Created attachment 48552 [details] patch The GCC code should correctly use the <ctype.h> functions. Compiling GCC with -Werror=char-subscripts should succeed.
Why cast to unsigned char? The prototypes for tolower(), toupper(), isdigit(), etc show that the type of the argument is int. Also, why are errors being issued? None of the places where you have inserted an (unsigned char) cast is a subscripts.
>--- Comment #1 from kargl at gcc dot gnu.org --- >Why cast to unsigned char? The prototypes for tolower(), toupper(), >isdigit(), etc show that the type of the argument is int. See https://stackoverflow.com/a/60696378 for a detailed explanation.
(In reply to Roland Illig from comment #2) > >--- Comment #1 from kargl at gcc dot gnu.org --- > >Why cast to unsigned char? The prototypes for tolower(), toupper(), > >isdigit(), etc show that the type of the argument is int. > > See https://stackoverflow.com/a/60696378 for a detailed explanation. ...which in turn led to bug 94182
On Tue, May 19, 2020 at 04:38:32AM +0000, roland.illig at gmx dot de wrote: > https://gcc.gnu.org/bugzilla/show_bug.cgi?id=95177 > > --- Comment #2 from Roland Illig <roland.illig at gmx dot de> --- > >--- Comment #1 from kargl at gcc dot gnu.org --- > >Why cast to unsigned char? The prototypes for tolower(), toupper(), > >isdigit(), etc show that the type of the argument is int. > > See https://stackoverflow.com/a/60696378 for a detailed explanation. > Ah, yeah, so? There are no subscripts in the code you are changing. Why does -Werror=char-subscripts trigger if there are no subscripts? Is the error flag misnamed? If you're going to fix unbroken code, why not cast the argument to the declared type of the ctype functions?
Calling toupper() or any other character classification function declared in <ctype.h> with a negative value other than EOF is undefined. When char is a signed type, using any value outside the 7-bit ASCII set runs the risk of accessing the char classification array, commonly used to implement the functions, outside its bounds due to sign extension. The Stack Overflow post describes the technique in the abstract. An example of a real implementation is Glibc (see for instance its __isctype macro in <ctype.h>). Glibc uses casts or other conversions from char to a signed type before using the character value which suppresses GCC's -Wchar-subscripts, but the problem still exists.
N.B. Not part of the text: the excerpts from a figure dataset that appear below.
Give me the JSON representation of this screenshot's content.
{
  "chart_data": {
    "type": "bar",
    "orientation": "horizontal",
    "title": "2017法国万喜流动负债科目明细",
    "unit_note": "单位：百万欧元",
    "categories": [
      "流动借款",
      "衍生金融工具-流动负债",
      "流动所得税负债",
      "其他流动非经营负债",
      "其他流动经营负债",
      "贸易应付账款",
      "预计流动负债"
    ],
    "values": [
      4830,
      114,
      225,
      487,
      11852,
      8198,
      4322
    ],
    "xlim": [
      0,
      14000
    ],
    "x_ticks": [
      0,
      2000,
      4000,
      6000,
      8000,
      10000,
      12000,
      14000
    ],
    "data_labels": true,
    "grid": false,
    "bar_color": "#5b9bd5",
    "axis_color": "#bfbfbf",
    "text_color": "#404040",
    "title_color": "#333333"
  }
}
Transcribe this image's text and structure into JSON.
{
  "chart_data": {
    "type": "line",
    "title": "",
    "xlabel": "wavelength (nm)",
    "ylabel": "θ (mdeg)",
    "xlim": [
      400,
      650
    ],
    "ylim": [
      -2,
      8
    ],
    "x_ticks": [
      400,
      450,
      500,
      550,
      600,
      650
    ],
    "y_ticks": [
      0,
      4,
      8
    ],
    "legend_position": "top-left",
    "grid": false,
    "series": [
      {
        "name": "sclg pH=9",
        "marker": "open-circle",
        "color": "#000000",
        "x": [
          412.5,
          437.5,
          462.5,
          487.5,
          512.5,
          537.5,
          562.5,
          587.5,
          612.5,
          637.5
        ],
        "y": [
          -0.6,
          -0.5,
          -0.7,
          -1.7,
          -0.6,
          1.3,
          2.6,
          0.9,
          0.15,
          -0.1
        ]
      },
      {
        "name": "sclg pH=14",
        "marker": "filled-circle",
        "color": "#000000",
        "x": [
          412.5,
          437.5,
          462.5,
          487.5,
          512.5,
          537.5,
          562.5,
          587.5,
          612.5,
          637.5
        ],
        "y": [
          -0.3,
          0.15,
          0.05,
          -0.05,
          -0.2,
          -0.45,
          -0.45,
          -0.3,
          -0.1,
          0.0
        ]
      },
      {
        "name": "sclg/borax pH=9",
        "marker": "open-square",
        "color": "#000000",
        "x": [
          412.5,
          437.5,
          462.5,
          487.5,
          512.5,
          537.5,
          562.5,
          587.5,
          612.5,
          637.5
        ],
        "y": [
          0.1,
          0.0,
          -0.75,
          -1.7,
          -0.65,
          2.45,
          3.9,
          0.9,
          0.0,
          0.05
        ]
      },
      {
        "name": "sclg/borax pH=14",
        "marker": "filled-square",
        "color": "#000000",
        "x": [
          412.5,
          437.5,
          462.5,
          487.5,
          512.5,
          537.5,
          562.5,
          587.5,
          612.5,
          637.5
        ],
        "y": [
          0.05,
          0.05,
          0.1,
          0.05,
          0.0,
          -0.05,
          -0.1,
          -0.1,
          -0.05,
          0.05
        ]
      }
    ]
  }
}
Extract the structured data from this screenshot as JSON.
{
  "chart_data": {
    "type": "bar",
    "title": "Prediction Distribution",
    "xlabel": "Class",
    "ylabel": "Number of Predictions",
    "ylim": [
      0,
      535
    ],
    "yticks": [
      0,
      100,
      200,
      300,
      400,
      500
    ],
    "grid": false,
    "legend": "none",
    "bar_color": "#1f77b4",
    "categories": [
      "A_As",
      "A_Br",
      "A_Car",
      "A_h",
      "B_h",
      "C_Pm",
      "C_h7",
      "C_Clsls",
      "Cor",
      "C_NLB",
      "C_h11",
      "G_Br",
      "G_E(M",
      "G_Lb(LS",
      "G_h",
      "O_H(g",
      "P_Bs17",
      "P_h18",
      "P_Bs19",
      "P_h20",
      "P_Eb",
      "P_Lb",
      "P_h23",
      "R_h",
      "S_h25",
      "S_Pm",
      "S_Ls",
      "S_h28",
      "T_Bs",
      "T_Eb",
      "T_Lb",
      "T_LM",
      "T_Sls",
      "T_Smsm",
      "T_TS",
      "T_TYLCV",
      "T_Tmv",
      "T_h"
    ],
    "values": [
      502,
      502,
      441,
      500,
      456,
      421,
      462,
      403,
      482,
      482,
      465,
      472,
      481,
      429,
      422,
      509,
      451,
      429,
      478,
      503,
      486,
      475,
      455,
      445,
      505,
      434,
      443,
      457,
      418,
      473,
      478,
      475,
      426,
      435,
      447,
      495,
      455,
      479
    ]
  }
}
To avoid the out-of-bounds access the argument to these functions should be cast to unsigned char first. This is described in some detail in the CERT C Secure Coding Standard rule STR37-C. Arguments to character-handling functions must be representable as an unsigned char: https://wiki.sei.cmu.edu/confluence/x/BNcxBQ.
See also pr78155 for a request to get GCC to warn for some instances of this problem.
As a matter of style, I do not like random casts, they clutter the code and make adhering to the 80 character line limit even more of a pain. A macro might be better here, or a function safe_toupper.
Alternatively, it might make sense to change some variable types to GFC_UINTEGER_1 aka unsigned char.
On Wed, May 20, 2020 at 04:10:50AM +0000, tkoenig at gcc dot gnu.org wrote: > https://gcc.gnu.org/bugzilla/show_bug.cgi?id=95177 > > Thomas Koenig <tkoenig at gcc dot gnu.org> changed: > > What |Removed |Added > ---------------------------------------------------------------------------- > Ever confirmed|0 |1 > Status|UNCONFIRMED |NEW > Last reconfirmed| |2020-05-20 > > --- Comment #8 from Thomas Koenig <tkoenig at gcc dot gnu.org> --- > Alternatively, it might make sense to change some variable types to > GFC_UINTEGER_1 aka unsigned char. > That could work. I'm still trying to understand how an option names -Werror=char-subscripts could trigger an error. There are no subscripts. AFAIK, the patched routines are not general purpose routines, so the char arguments can only take on values from the Fortran character set, which is a subset of the 7-bit ASCII set. Just commit the patch. I've wasted too much time trying to get an answer about how the option works. Nothing like cluttering working code.
(In reply to Steve Kargl from comment #9) > That could work. I'm still trying to understand how an > option names -Werror=char-subscripts could trigger an > error. There are no subscripts. The C standard allows every library function to also be defined as a macro. This also applies to the functions from <ctype.h>. The typical implementation of the <ctype.h> functions is: extern int __ctype_classes[1 /* for EOF */ + UCHAR_MAX]; int isalpha(int ch) { return (__ctype_classes + 1)[ch] & 0x0008; } The corresponding macro is defined like this: #define isalpha(ch) ((__ctype_classes + 1)[(ch)] & 0x0008) That's where the subscript comes from. The macro has no implicit type conversion (at least on NetBSD; the GNU libc may differ) and thus produces the warning.